To begin the 2021 MLB season, Harrison was placed at the Marlins alternate training site. On April 30, Harrison was called up by the Marlins. Harrison went 1-for-5 in three games for the Marlins before being sent down on May 4 to Triple-A Jacksonville.

On March 18, 2022, Harrison was designated for assignment by Miami.

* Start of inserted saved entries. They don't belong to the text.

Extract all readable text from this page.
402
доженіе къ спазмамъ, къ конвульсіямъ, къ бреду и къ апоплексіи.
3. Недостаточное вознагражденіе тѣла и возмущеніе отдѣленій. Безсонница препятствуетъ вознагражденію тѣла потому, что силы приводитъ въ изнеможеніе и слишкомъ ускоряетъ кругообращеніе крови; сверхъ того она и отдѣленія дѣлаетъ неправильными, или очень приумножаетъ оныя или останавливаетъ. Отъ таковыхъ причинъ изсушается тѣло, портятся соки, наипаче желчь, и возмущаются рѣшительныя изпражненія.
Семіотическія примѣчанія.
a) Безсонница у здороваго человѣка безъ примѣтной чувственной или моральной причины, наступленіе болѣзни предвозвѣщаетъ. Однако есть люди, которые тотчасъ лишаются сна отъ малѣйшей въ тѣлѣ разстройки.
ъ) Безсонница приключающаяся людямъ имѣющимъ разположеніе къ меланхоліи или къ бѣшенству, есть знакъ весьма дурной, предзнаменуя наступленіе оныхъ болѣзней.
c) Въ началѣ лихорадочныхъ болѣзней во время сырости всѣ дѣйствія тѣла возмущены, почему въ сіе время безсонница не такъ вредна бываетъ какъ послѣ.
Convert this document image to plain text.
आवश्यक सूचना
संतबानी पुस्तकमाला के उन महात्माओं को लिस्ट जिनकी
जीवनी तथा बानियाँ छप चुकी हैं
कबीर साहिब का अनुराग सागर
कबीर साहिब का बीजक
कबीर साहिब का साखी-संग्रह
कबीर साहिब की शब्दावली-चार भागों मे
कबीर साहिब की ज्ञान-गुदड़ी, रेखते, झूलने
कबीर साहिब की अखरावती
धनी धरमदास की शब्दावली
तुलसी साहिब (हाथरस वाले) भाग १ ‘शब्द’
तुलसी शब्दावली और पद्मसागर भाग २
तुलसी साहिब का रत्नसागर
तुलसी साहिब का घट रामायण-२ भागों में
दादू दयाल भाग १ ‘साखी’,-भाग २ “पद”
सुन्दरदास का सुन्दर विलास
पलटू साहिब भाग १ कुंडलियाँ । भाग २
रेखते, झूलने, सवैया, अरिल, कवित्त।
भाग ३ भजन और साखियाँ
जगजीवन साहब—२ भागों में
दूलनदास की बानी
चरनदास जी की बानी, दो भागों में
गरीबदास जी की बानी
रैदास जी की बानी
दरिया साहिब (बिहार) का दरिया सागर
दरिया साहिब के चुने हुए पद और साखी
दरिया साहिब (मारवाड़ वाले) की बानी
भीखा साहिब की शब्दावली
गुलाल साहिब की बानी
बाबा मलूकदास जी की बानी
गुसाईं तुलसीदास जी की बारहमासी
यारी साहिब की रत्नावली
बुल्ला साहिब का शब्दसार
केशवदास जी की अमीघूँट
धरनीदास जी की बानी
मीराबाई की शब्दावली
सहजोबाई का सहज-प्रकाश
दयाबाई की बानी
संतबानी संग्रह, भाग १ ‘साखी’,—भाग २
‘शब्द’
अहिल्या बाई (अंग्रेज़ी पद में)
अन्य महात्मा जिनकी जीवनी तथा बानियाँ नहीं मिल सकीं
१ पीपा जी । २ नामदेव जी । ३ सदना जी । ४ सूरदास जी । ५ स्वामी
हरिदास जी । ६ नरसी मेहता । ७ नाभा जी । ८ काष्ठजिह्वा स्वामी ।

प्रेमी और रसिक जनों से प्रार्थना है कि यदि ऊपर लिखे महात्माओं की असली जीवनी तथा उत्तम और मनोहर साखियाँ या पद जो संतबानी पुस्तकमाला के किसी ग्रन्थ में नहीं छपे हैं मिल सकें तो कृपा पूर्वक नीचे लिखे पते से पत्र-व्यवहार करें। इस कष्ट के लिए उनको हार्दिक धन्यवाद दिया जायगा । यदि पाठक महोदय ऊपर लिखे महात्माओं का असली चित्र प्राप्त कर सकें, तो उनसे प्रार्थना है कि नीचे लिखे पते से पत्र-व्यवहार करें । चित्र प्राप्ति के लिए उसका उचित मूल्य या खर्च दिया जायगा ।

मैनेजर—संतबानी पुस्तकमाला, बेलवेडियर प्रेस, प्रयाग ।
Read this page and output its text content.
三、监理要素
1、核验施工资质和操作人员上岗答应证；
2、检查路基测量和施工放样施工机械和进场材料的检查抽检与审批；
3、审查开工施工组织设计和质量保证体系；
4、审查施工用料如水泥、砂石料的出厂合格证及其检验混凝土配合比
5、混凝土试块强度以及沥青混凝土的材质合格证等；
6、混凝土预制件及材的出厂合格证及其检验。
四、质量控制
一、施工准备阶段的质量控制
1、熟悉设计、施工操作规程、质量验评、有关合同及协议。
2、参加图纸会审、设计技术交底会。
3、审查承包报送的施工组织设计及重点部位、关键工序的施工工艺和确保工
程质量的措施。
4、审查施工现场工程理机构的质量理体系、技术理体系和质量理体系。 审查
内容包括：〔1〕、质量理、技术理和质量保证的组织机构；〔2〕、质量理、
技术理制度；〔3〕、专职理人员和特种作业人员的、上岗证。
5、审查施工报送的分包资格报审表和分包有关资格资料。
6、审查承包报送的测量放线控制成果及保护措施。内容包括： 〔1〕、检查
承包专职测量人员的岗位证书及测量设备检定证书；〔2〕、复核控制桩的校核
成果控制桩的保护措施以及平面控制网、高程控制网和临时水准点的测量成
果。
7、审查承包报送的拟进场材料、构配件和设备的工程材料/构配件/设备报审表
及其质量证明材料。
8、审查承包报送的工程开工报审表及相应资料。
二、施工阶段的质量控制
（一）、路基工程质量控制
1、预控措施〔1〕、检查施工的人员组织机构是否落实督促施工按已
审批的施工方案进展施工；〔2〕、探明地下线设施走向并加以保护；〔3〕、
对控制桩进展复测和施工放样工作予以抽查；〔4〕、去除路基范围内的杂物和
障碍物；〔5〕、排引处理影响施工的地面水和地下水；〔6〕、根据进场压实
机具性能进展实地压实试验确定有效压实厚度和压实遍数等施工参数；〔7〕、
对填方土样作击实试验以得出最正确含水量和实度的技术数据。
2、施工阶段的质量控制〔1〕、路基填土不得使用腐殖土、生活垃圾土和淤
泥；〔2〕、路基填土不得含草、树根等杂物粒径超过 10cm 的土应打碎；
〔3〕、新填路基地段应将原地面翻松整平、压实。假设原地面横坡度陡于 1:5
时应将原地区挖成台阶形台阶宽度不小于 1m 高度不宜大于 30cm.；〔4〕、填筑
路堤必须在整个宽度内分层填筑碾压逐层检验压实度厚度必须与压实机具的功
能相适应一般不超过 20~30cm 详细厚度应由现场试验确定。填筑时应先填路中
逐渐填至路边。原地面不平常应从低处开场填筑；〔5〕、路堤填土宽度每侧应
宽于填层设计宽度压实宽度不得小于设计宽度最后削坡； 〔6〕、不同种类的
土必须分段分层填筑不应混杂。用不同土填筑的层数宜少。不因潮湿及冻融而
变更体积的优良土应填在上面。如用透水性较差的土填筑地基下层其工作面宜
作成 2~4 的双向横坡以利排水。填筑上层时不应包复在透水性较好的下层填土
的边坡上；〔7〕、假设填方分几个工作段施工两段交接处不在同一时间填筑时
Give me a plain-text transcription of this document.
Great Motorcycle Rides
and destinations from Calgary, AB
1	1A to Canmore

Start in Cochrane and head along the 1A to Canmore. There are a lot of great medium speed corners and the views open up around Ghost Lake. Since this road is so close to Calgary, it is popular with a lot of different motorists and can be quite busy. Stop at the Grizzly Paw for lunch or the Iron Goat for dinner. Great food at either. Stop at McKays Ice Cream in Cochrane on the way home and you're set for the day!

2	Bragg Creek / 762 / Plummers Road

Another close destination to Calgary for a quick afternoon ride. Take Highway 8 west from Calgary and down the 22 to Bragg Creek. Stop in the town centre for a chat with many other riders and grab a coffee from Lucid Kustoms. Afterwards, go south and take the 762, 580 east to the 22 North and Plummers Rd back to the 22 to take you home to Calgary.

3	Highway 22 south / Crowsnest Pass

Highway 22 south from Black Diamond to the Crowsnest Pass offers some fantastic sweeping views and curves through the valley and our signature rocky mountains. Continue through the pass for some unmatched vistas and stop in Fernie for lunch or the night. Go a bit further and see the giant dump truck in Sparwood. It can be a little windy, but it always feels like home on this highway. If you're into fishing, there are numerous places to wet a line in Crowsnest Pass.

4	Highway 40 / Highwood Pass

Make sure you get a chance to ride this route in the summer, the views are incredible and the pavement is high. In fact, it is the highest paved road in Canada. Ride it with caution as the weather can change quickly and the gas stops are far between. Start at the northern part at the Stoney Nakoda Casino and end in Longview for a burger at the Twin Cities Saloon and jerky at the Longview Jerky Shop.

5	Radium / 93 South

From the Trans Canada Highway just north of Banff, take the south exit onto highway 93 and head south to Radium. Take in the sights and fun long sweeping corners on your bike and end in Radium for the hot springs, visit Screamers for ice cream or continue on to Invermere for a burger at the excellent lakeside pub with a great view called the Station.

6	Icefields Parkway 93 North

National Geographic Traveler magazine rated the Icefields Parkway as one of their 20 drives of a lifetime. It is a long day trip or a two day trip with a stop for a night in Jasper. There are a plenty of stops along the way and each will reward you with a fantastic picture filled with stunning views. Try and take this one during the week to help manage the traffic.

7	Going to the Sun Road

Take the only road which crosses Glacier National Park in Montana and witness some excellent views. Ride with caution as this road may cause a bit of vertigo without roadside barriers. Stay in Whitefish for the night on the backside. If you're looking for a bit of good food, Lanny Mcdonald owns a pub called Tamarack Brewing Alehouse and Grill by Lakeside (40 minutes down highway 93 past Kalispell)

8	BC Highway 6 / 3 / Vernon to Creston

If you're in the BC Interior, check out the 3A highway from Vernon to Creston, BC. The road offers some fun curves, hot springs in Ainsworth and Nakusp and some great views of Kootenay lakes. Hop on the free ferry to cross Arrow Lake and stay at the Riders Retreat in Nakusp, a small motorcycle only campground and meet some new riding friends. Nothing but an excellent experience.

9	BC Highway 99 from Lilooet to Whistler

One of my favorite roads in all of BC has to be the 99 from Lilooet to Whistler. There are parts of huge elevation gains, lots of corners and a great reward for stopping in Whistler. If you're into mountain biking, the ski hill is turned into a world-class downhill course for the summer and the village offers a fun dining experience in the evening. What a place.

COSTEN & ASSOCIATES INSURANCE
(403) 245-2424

He was released by the team on March 26.

===Los Angeles Angels===
On April 5, 2022, Harrison signed a minor league contract with the Los Angeles Angels organization. He was promoted to the major league roster on June 24 after Juan Lagares was designated for assignment. On July 13, the Angels designated Harrison for assignment. He cleared waivers and was sent outright to the Triple-A Salt Lake Bees on July 18. On October 12, Harrison elected free agency.

===Milwaukee Brewers (second stint)===
On January 30, 2023, Harrison signed a minor league contract with the Milwaukee Brewers organization. In 88 games for the Triple-A Nashville Sounds, he batted .208/.277/.316 with 5 home runs, 23 runs batted in, and 18 stolen bases. On September 24, Harrison was released by Milwaukee.

==Football career==
Despite committing to Nebraska out of high school, Harrison did not use any eligibility as a football player as he instead opted to play professional baseball after the Milwaukee Brewers drafted him in 2014. On May 7, 2024, nearly 10 years later, he committed to play football for the University of Arkansas, joining the Razorbacks as a walk-on beginning with the 2024 season.

Harrison primarily spent his freshman season on special teams, where Arkansas special teams coordinator Scott Fountain felt he would succeed given his experience in tracking baseballs as an outfielder. In his debut, a 70–0 win over Arkansas–Pine Bluff, Harrison caught two passes for 29 yards. Against UAB, he recovered a surprise onside kick by the Blazers in the first quarter, a game the Razorbacks went on to win 37–27.

===Statistics===

| Season | Team | Games |  | Receiving |  |  |  |
| GP | GS | Rec | Yds | Avg | TD |
| 2024 | Arkansas | 11 | 0 | 2 | 29 | 14.5 | 0 |
| 2025 | Arkansas | 2 | 0 | 1 | 29 | 29.0 | 0 |
| 2026 | Arkansas |  |
| Career |  | 13 | 0 | 3 | 58 | 19.3 | 0 |

==Personal==
His brother, Shaquille Harrison, is a professional basketball player in the EuroLeague. Harrison's father, Jack, died due to a heart attack when he was in first grade.